Çarşamba günü İngiltere’nin başkenti Londra’da parlamento binasının önünde -adına terör saldırısı dedikleri-  bir saldırı oldu. Olayın ilk anında sıcağı sıcağına ölen, yaralanan, saldırgan hakkında net bilgi verilmedi. Sadece yorumları dinledik ajanslardan.

İngiltere‘nin başkenti Londra‘da bugün bir terör saldırısı gerçekleşti. Bir saldırgan önce Westminster Köprüsü’nde insanları aracıyla ezdi. Parlamento binası duvarına çarparak duran saldırgan, bir polisi bıçakla yaraladıktan sonra parlamento bahçesinde vurularak etkisiz hale getirildi.

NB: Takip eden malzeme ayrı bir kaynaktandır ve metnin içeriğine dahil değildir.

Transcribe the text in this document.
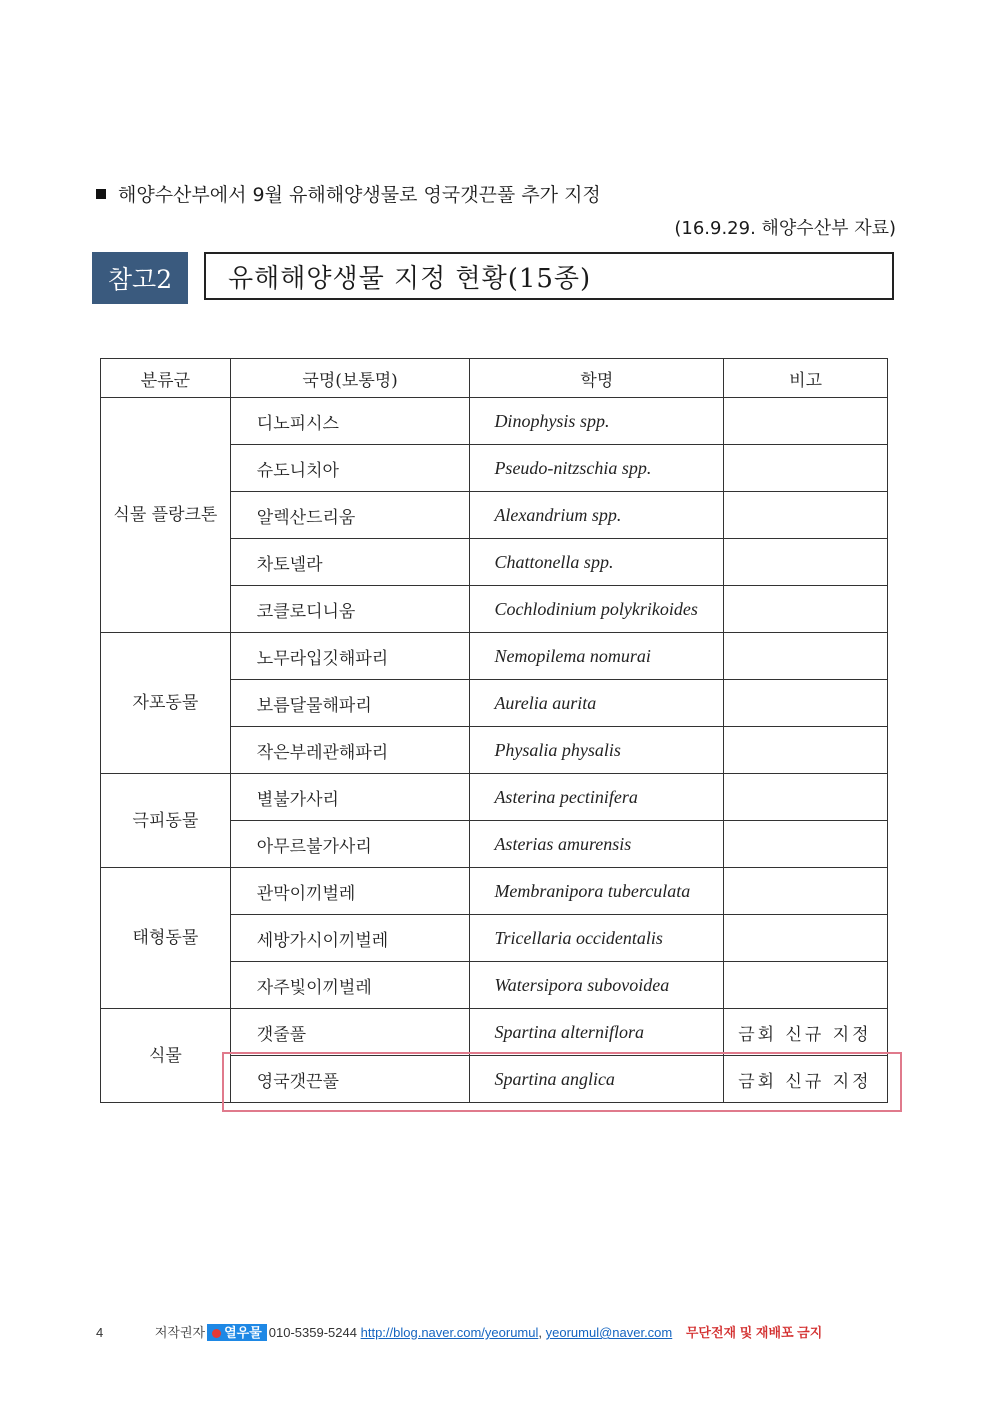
해양수산부에서 9월 유해해양생물로 영국갯끈풀 추가 지정
(16.9.29. 해양수산부 자료)
참고2	유해해양생물 지정 현황(15종)
분류군	국명(보통명)	학명	비고
식물 플랑크톤	디노피시스	Dinophysis spp.	
	슈도니치아	Pseudo-nitzschia spp.	
	알렉산드리움	Alexandrium spp.	
	차토넬라	Chattonella spp.	
	코클로디니움	Cochlodinium polykrikoides	
자포동물	노무라입깃해파리	Nemopilema nomurai	
	보름달물해파리	Aurelia aurita	
	작은부레관해파리	Physalia physalis	
극피동물	별불가사리	Asterina pectinifera	
	아무르불가사리	Asterias amurensis	
태형동물	관막이끼벌레	Membranipora tuberculata	
	세방가시이끼벌레	Tricellaria occidentalis	
	자주빛이끼벌레	Watersipora subovoidea	
식물	갯줄풀	Spartina alterniflora	금회 신규 지정
	영국갯끈풀	Spartina anglica	금회 신규 지정
4	저작권자 열우물 010-5359-5244 http://blog.naver.com/yeorumul, yeorumul@naver.com 무단전재 및 재배포 금지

Olayın üzerinden 24 saat geçtikten sonra nihayet saldırganın kimliği, ölü ve yaralı sayısı açıklandı İngiliz  polisi tarafından. Yaşanan saldırıda saldırganın kendisi dahil toplan 4 kişi hayatını kaybetti. 40 kişi de yaralandı. Saldırgan 52 yaşında İngiltere doğumlu biri. Saldırıda kullanılan suç aleti ise bir araç ve bir bıçak. Saldırıyı malumunuz günümüzün marka(!) örgütü DAEŞ üstlendi. Ertesi günü Belçika’da yine aracıyla alışveriş merkezine dalmak isteyen bir kişi yakalandı. Anlaşılan DAEŞ Türkiye’de başka Avrupa’da başka türlü bir eyleme imza atıyor. Bu da, DAEŞ’in Avrupa’ya karşı merhametini gösteriyor. Yani gerçek dostlarına gül atmış durumda. Bize top-tüfek, bomba, canlı bomba ile gelen DAEŞ nedense efendilerine karşı sadece bıçak ile gidiyor.  

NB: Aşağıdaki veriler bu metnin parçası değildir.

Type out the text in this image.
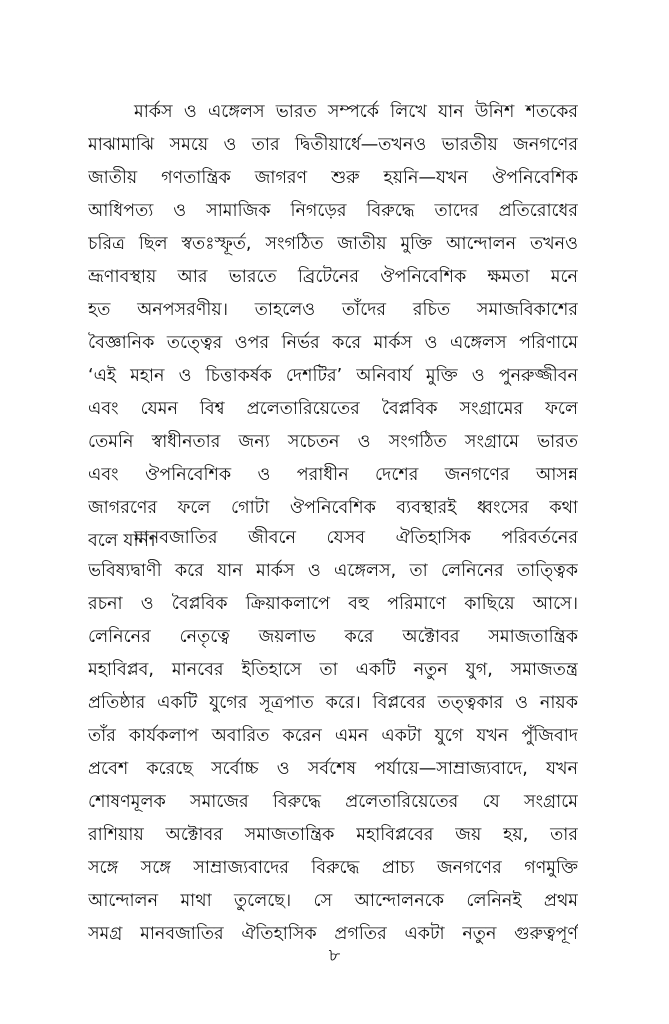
মার্কস ও এঙ্গেলস ভারত সম্পর্কে লিখে যান উনিশ শতকের
মাঝামাঝি সময়ে ও তার দ্বিতীয়ার্ধে—তখনও ভারতীয় জনগণের
জাতীয় গণতান্ত্রিক জাগরণ শুরু হয়নি—যখন ঔপনিবেশিক
আধিপত্য ও সামাজিক নিগড়ের বিরুদ্ধে তাদের প্রতিরোধের
চরিত্র ছিল স্বতঃস্ফূর্ত, সংগঠিত জাতীয় মুক্তি আন্দোলন তখনও
ভ্রূণাবস্থায় আর ভারতে ব্রিটেনের ঔপনিবেশিক ক্ষমতা মনে
হত অনপসরণীয়। তাহলেও তাঁদের রচিত সমাজবিকাশের
বৈজ্ঞানিক তত্ত্বের ওপর নির্ভর করে মার্কস ও এঙ্গেলস পরিণামে
‘এই মহান ও চিত্তাকর্ষক দেশটির’ অনিবার্য মুক্তি ও পুনরুজ্জীবন
এবং যেমন বিশ্ব প্রলেতারিয়েতের বৈপ্লবিক সংগ্রামের ফলে
তেমনি স্বাধীনতার জন্য সচেতন ও সংগঠিত সংগ্রামে ভারত
এবং ঔপনিবেশিক ও পরাধীন দেশের জনগণের আসন্ন
জাগরণের ফলে গোটা ঔপনিবেশিক ব্যবস্থারই ধ্বংসের কথা
বলে যান।
মানবজাতির জীবনে যেসব ঐতিহাসিক পরিবর্তনের
ভবিষ্যদ্বাণী করে যান মার্কস ও এঙ্গেলস, তা লেনিনের তাত্ত্বিক
রচনা ও বৈপ্লবিক ক্রিয়াকলাপে বহু পরিমাণে কাছিয়ে আসে।
লেনিনের নেতৃত্বে জয়লাভ করে অক্টোবর সমাজতান্ত্রিক
মহাবিপ্লব, মানবের ইতিহাসে তা একটি নতুন যুগ, সমাজতন্ত্র
প্রতিষ্ঠার একটি যুগের সূত্রপাত করে। বিপ্লবের তত্ত্বকার ও নায়ক
তাঁর কার্যকলাপ অবারিত করেন এমন একটা যুগে যখন পুঁজিবাদ
প্রবেশ করেছে সর্বোচ্চ ও সর্বশেষ পর্যায়ে—সাম্রাজ্যবাদে, যখন
শোষণমূলক সমাজের বিরুদ্ধে প্রলেতারিয়েতের যে সংগ্রামে
রাশিয়ায় অক্টোবর সমাজতান্ত্রিক মহাবিপ্লবের জয় হয়, তার
সঙ্গে সঙ্গে সাম্রাজ্যবাদের বিরুদ্ধে প্রাচ্য জনগণের গণমুক্তি
আন্দোলন মাথা তুলেছে। সে আন্দোলনকে লেনিনই প্রথম
সমগ্র মানবজাতির ঐতিহাসিক প্রগতির একটা নতুন গুরুত্বপূর্ণ
৮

İngiltere’de meydana gelen terör saldırısı bizde olsa yapan kimse cinnet geçirmiş, akli melekesini kaybetmiş biri olarak açıklanır ve kapatılır. Olayın ardından yetkililerin birden açıklama yapmaması da soğukkanlı olduklarına  yormak gerek. Bizde olsa “Olaydan kaç saat geçti hala kaç kişi öldü bilemiyoruz. Hemen yasak konuyor, haber alma özgürlüğü kısıtlanıyor, olay yerine yetkililer kaç saat sonra intikal etti vs.  açıklamaları yapılır.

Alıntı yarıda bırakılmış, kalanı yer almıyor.